The simple reason it has not been official until now was that having spent three years of my career as a policy lead on mental health, I have since moved to become a frontline 24/7 inspector. I am now responsible for volume crime investigation and criminal justice partnerships in a local area so this was no longer my official responsibility in the force. The blog and twitter were my own way, in my own time, of maintaining my involvement in this area of policing. The hope was to continue to raise awareness within the service and amongst partner organisations and the public.
But I have continued to undertake occasional work for ‘headquarters’ on mental health and I usually receive ten or twelve professional advice queries a week by phone call and email from my colleagues who know I can help with this sort of work. This week it was a Senior Investigating Officer for a murder inquiry, a s136 protocol query, a Contact Centre supervisor who wants to understand better whether or how to deploy officers to calls involving mental health; and Greater Manchester Police. So as I remain involved, a blog seemed a good way to raise awareness whilst ensuring an available resource towards which I could point people.
After mentioning on Twitter that official recognition beckoned, I’ve had a couple of queries about this and they included the question, “Won’t that erode your free speech?” I admit to thinking this a curious question, so I thought I’d quickly explain why it won’t:
Absolutely ALL police officers are subject all of the time to the Police Standards of Professional Behaviour – a professional code of conduct. They are subject to this 24/7 – on duty and off. I’ve been subject to requirements contained within that document since the beginning of my career, nevermind the beginning of the blog, and whether or not it was ‘force-recognised’ is beside the point.

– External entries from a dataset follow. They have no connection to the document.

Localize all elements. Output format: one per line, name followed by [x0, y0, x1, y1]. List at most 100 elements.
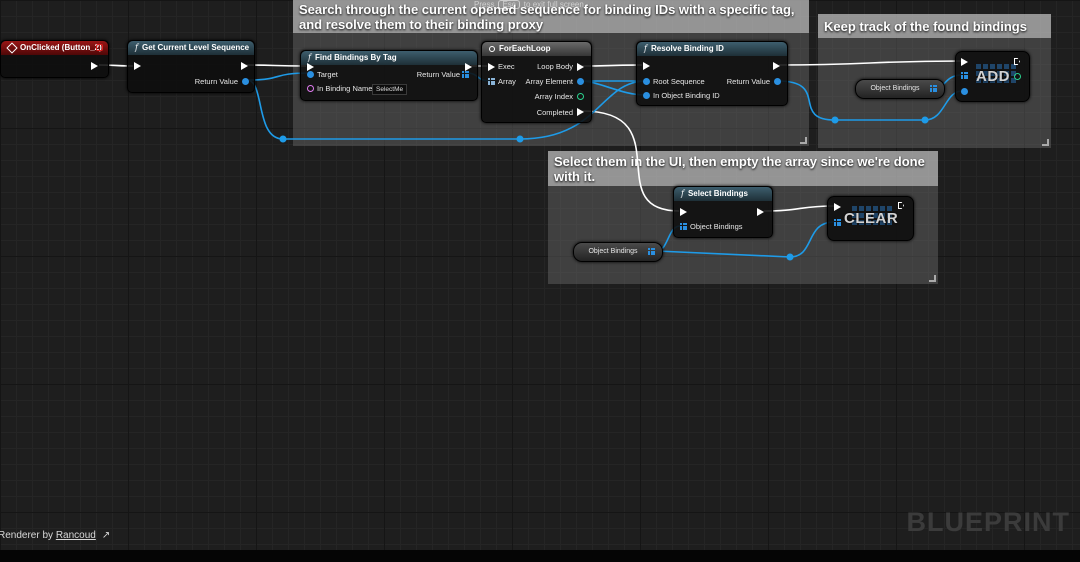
- target-label: Target: [317, 70, 338, 79]
- exec-wire: [245, 64, 307, 67]
- array-clear-label: CLEAR: [844, 210, 899, 227]
- return-value-pin[interactable]: [774, 78, 781, 85]
- onclicked-title: OnClicked (Button_2): [20, 43, 102, 52]
- completed-label: Completed: [536, 108, 573, 117]
- renderer-credit: Renderer by Rancoud ↗: [0, 530, 110, 541]
- return-value-pin[interactable]: [242, 78, 249, 85]
- press-text: Press: [474, 0, 495, 9]
- resolve-binding-id-header: f Resolve Binding ID: [637, 42, 787, 56]
- blueprint-watermark: BLUEPRINT: [906, 507, 1070, 537]
- external-link-icon[interactable]: ↗: [102, 530, 110, 541]
- root-sequence-pin[interactable]: [643, 78, 650, 85]
- in-binding-name-input[interactable]: SelectMe: [372, 84, 408, 95]
- function-icon: f: [135, 43, 138, 52]
- onclicked-header: OnClicked (Button_2): [1, 41, 108, 55]
- exec-out-pin[interactable]: [1014, 58, 1020, 65]
- esc-key-badge: Esc: [498, 0, 520, 9]
- object-bindings-label: Object Bindings: [690, 222, 743, 231]
- exec-in-pin[interactable]: [488, 63, 495, 71]
- exec-label: Exec: [498, 62, 515, 71]
- find-bindings-by-tag-header: f Find Bindings By Tag: [301, 51, 477, 65]
- loop-body-pin[interactable]: [577, 63, 584, 71]
- target-array-pin[interactable]: [961, 72, 968, 79]
- object-bindings-array-pin[interactable]: [930, 85, 937, 92]
- reroute-node: [516, 135, 524, 143]
- array-element-label: Array Element: [525, 77, 573, 86]
- return-value-label: Return Value: [416, 70, 460, 79]
- exec-out-pin[interactable]: [898, 202, 904, 209]
- object-bindings-array-pin[interactable]: [648, 248, 655, 255]
- object-bindings-variable-node[interactable]: Object Bindings: [573, 242, 663, 262]
- loop-body-label: Loop Body: [537, 62, 573, 71]
- array-pin[interactable]: [488, 78, 495, 85]
- object-bindings-variable-label: Object Bindings: [588, 248, 638, 255]
- foreach-loop-title: ForEachLoop: [499, 44, 551, 53]
- select-bindings-title: Select Bindings: [687, 189, 748, 198]
- object-bindings-variable-label: Object Bindings: [870, 85, 920, 92]
- resolve-binding-id-title: Resolve Binding ID: [650, 44, 724, 53]
- exec-in-pin[interactable]: [643, 62, 650, 70]
- foreach-loop-header: ForEachLoop: [482, 42, 591, 56]
- foreach-loop-node[interactable]: ForEachLoop Exec Loop Body Array Array E…: [481, 41, 592, 123]
- in-binding-name-label: In Binding Name: [317, 84, 373, 93]
- fullscreen-exit-hint: Press Esc to exit full screen: [474, 0, 614, 14]
- get-current-level-sequence-title: Get Current Level Sequence: [141, 43, 250, 52]
- return-value-label: Return Value: [726, 77, 770, 86]
- function-icon: f: [681, 189, 684, 198]
- get-current-level-sequence-node[interactable]: f Get Current Level Sequence Return Value: [127, 40, 255, 93]
- find-bindings-by-tag-title: Find Bindings By Tag: [314, 53, 397, 62]
- target-pin[interactable]: [307, 71, 314, 78]
- root-sequence-label: Root Sequence: [653, 77, 705, 86]
- return-value-array-pin[interactable]: [462, 71, 469, 78]
- reroute-node: [831, 116, 839, 124]
- reroute-node: [279, 135, 287, 143]
- rancoud-link[interactable]: Rancoud: [56, 530, 96, 541]
- exec-out-pin[interactable]: [757, 208, 764, 216]
- index-out-pin[interactable]: [1014, 73, 1021, 80]
- bottom-bar: [0, 550, 1080, 562]
- exec-out-pin[interactable]: [241, 62, 248, 70]
- in-object-binding-id-pin[interactable]: [643, 92, 650, 99]
- array-clear-node[interactable]: CLEAR: [827, 196, 914, 241]
- in-binding-name-pin[interactable]: [307, 85, 314, 92]
- credit-prefix: Renderer by: [0, 530, 54, 541]
- select-bindings-node[interactable]: f Select Bindings Object Bindings: [673, 186, 773, 238]
- exec-out-pin[interactable]: [773, 62, 780, 70]
- new-item-pin[interactable]: [961, 88, 968, 95]
- function-icon: f: [644, 44, 647, 53]
- array-index-label: Array Index: [534, 92, 573, 101]
- blueprint-graph-canvas[interactable]: Search through the current opened sequen…: [0, 0, 1080, 550]
- resolve-binding-id-node[interactable]: f Resolve Binding ID Root Sequence Return…: [636, 41, 788, 106]
- exec-out-pin[interactable]: [91, 62, 98, 70]
- array-label: Array: [498, 77, 516, 86]
- reroute-node: [921, 116, 929, 124]
- exit-fullscreen-text: to exit full screen: [523, 0, 584, 9]
- exec-out-pin[interactable]: [465, 63, 472, 71]
- array-add-label: ADD: [976, 68, 1010, 85]
- exec-in-pin[interactable]: [307, 63, 314, 71]
- onclicked-event-node[interactable]: OnClicked (Button_2): [0, 40, 109, 78]
- array-add-node[interactable]: ADD: [955, 51, 1030, 102]
- array-index-pin[interactable]: [577, 93, 584, 100]
- completed-pin[interactable]: [577, 108, 584, 116]
- function-icon: f: [308, 53, 311, 62]
- target-array-pin[interactable]: [834, 219, 841, 226]
- reroute-node: [786, 253, 794, 261]
- exec-in-pin[interactable]: [961, 58, 968, 66]
- exec-in-pin[interactable]: [134, 62, 141, 70]
- exec-wire: [581, 110, 680, 212]
- object-bindings-variable-node[interactable]: Object Bindings: [855, 79, 945, 99]
- exec-wire: [763, 205, 835, 212]
- return-value-label: Return Value: [194, 77, 238, 86]
- exec-wire: [778, 60, 962, 66]
- exec-in-pin[interactable]: [680, 208, 687, 216]
- loop-icon: [489, 45, 495, 52]
- get-current-level-sequence-header: f Get Current Level Sequence: [128, 41, 254, 55]
- select-bindings-header: f Select Bindings: [674, 187, 772, 201]
- object-bindings-array-pin[interactable]: [680, 223, 687, 230]
- find-bindings-by-tag-node[interactable]: f Find Bindings By Tag Target Return Valu…: [300, 50, 478, 101]
- array-element-pin[interactable]: [577, 78, 584, 85]
- exec-in-pin[interactable]: [834, 203, 841, 211]
- event-diamond-icon: [6, 42, 18, 54]
- event-delegate-pin[interactable]: [96, 44, 103, 51]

It is for that reason, that I have always carefully considered the material I put on here ahead of doing so. One blog post went unpublished for several days after writing it, because I just wanted to think things through again. Others have been deleted or not started at all.
As perhaps you may expect for a police inspector – there is much information, many data and incidents in which I’ve been involved or to which I’ve been made privvy which are never going to be mentioned on here because it relates to confidential, restricted information not available in the public domain. If you wanted to check or if you pressed me on it, you’ll find everything on this blog is publicy available information. Yes, it has been collated and presented by me in a particular fashion, I’ve expressed views on its application from an operational police officer’s point of view, but it is ALL publicy available law, guidance and data.
I am conscious that some of the blogs have generated debate. For example, blogs on s135(1) warrants for assessments on private premises and the blog about the concept of Excited Delirium. I’m further conscious that presenting information to police officers about how to handle situations where their local MHA protocols are either non-existent or inadequate for the situatino in hand, it could be perceived that I’ve just asked officers to declare UDI – Unilateral Declaration of Independence. Once might wonder how this stacks up with my professional standards obligations?
So let me address that point head on:
A police officer’s first responsibility, based upon an oath of office sworn in from of a Justice of the Peace, is to the law. We know that if you spend ten minutes on Google you’ll find published protocols in some areas of England and Wales that are inadequate for the purpsoe and others that are pretty decent. So where it is that a legal duty may conflict with the requirements of a local MHA protocol the officer’s duty is to uphold or comply with the law. Protocols between agencies which are required by the Code of Practice to the Mental Health Act should be important and are very usually to be followed but because they have the legal status of ‘guidelines’ they can and should be set aside if they do not cater for the situation in hand.
So it can not be a form of ‘UDI’ if it’s what Parliament laid down or what our national regulators and policy organisations are outlining is in the best interests of vulnerable people in contact with the police.